Si la carte sécuritaire n’a pas payé au Sahel, c’est justement parce que c’est son aspect diversion malsain et malhonnête qui a posé problème aux observateurs.
D’aucuns ont déjà dénoncé le fait que le Sahel constitue une richesse que l’Occident doit acquérir quel que soit le prix à payer. Le Sahel, c’est l’uranium, c’est le pétrole et c’est aussi un point géostratégique que beaucoup de soupirants revendiquent. Mais un autre point inquiète. La destruction que les entreprises, AREVA en tête, sont en passe de programmer. M. Roland Desbordes, ingénieur en énergie nucléaire et président du Centre de recherche et d’information indépendantes sur la radioactivité (CRIIAD), nous en parle.
Le Jeune Indépendant : Où sont les points d’implantation d’AREVA dans la région ?
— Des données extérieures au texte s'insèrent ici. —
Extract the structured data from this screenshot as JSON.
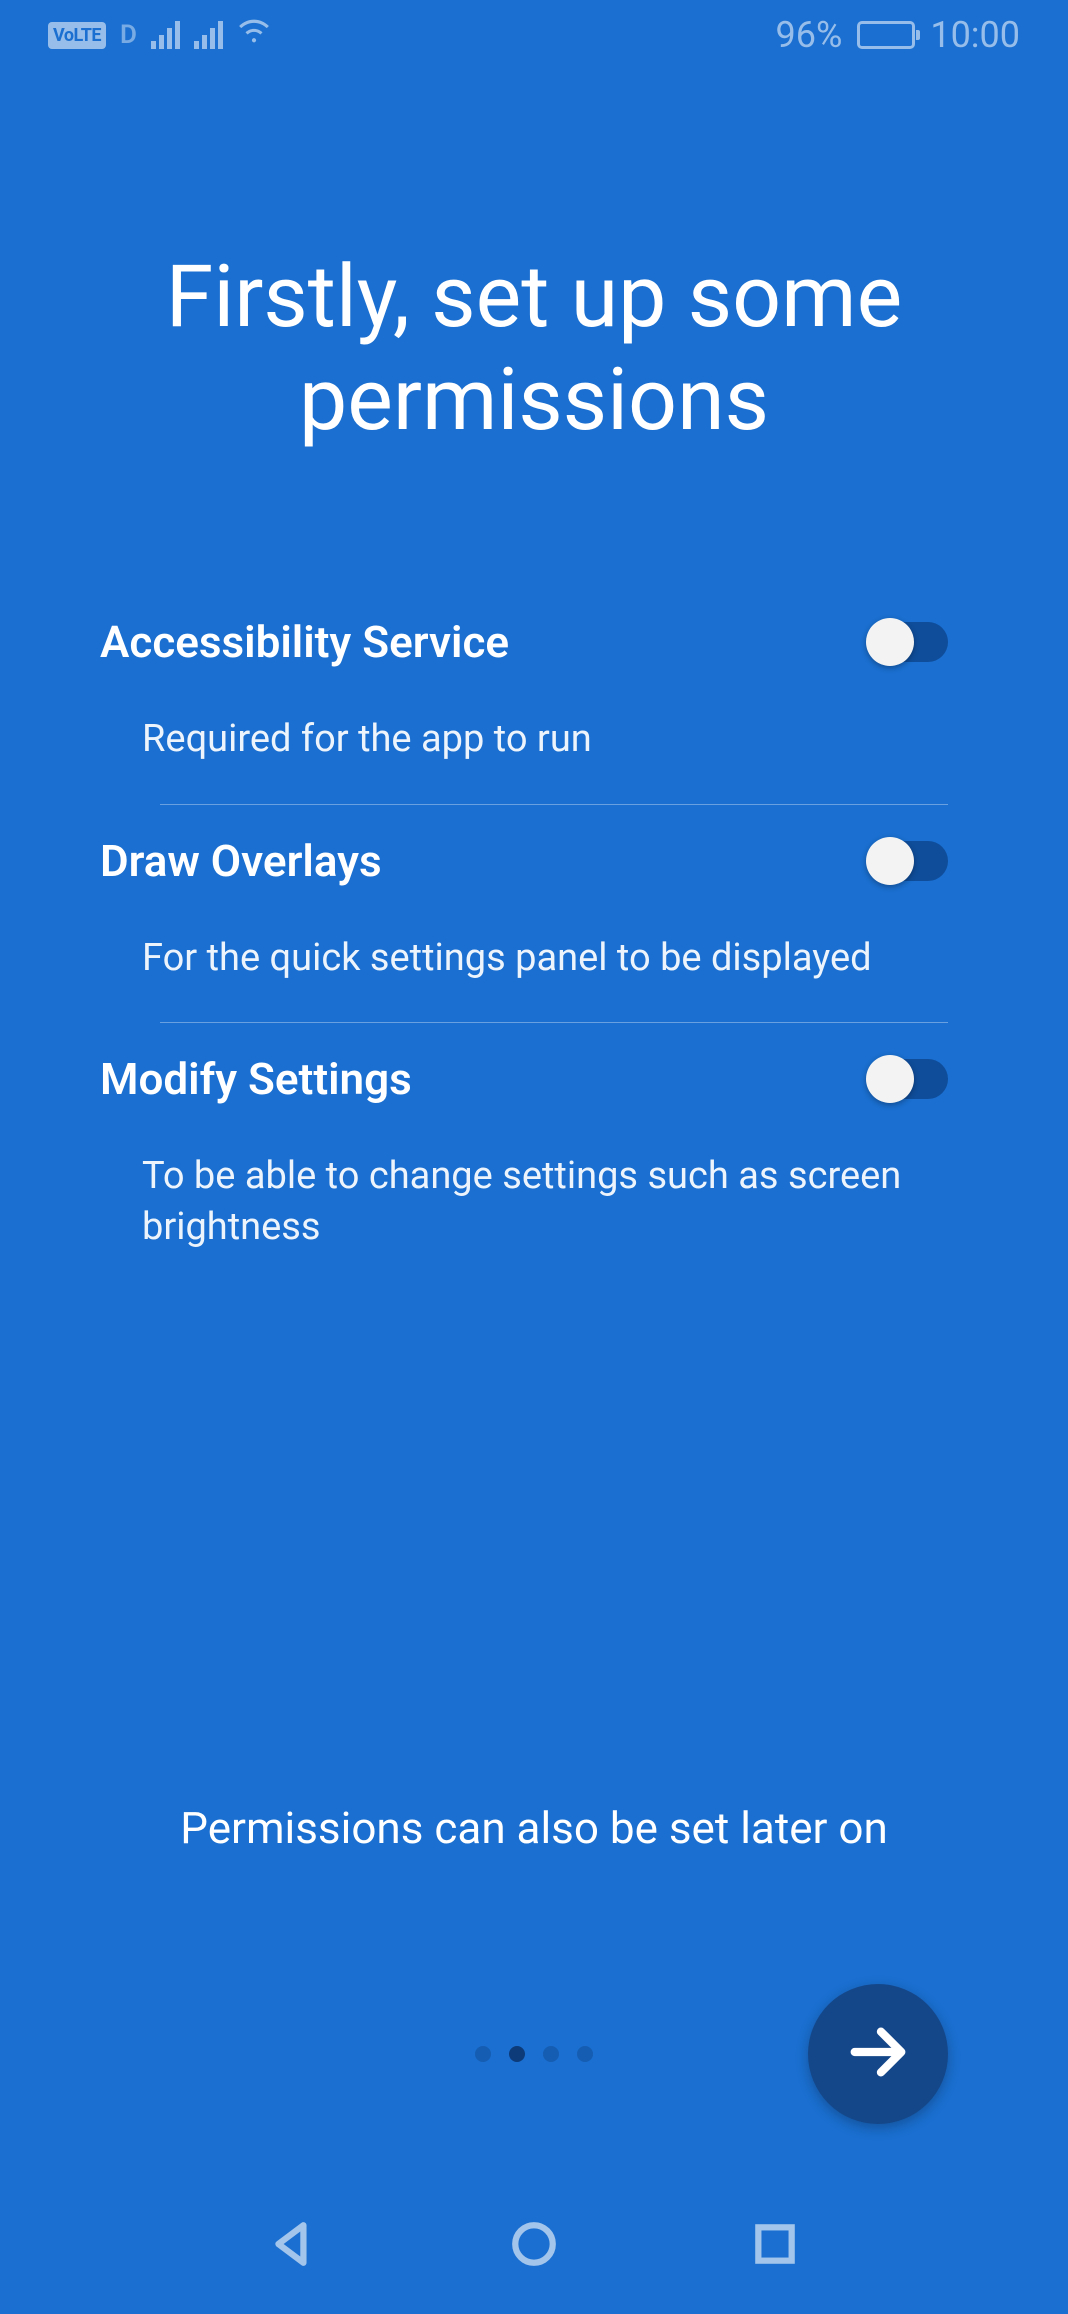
{
  "status": {
    "volte": "VoLTE",
    "sim_indicator": "D",
    "battery_percent": "96%",
    "time": "10:00"
  },
  "title": "Firstly, set up some permissions",
  "permissions": [
    {
      "name": "Accessibility Service",
      "description": "Required for the app to run",
      "enabled": false
    },
    {
      "name": "Draw Overlays",
      "description": "For the quick settings panel to be displayed",
      "enabled": false
    },
    {
      "name": "Modify Settings",
      "description": "To be able to change settings such as screen brightness",
      "enabled": false
    }
  ],
  "footer_note": "Permissions can also be set later on",
  "pager": {
    "count": 4,
    "active_index": 1
  }
}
Roland Desbordes : Areva est présente au Niger où elle s’est implantée dans la foulée de l’indépendance (cela figurait d’ailleurs dans les engagements du Niger pour accéder à son indépendance !!). Elle exploite deux filons (Aarlit et Akokan, l’un souterrain et l’autre à ciel ouvert) et a obtenu un permis d’exploitation pour Imouraren qui devrait –dans deux ans – être la première mine d’U au monde par la taille ! Elle a aussi des visés sur le Tchad… comme les Chinois qui arrivent en force dans la région. Les prix payés aux Nigériens ont toujours été bien plus bas que le cours mondial (accords privilégiés) mais ils ont tendance à s’en rapprocher, les Nigériens faisant jouer la concurrence.
Le sommet de Copenhague n’a pas été ferme concernant les dénonciations des déchets d’uranium….
Le lobby nucléaire a tenté au sommet de Copenhague de faire avaliser la thèse selon laquelle le nucléaire était une énergie «propre» – sans CO2 et sans déchets. Cela n’a pas marché!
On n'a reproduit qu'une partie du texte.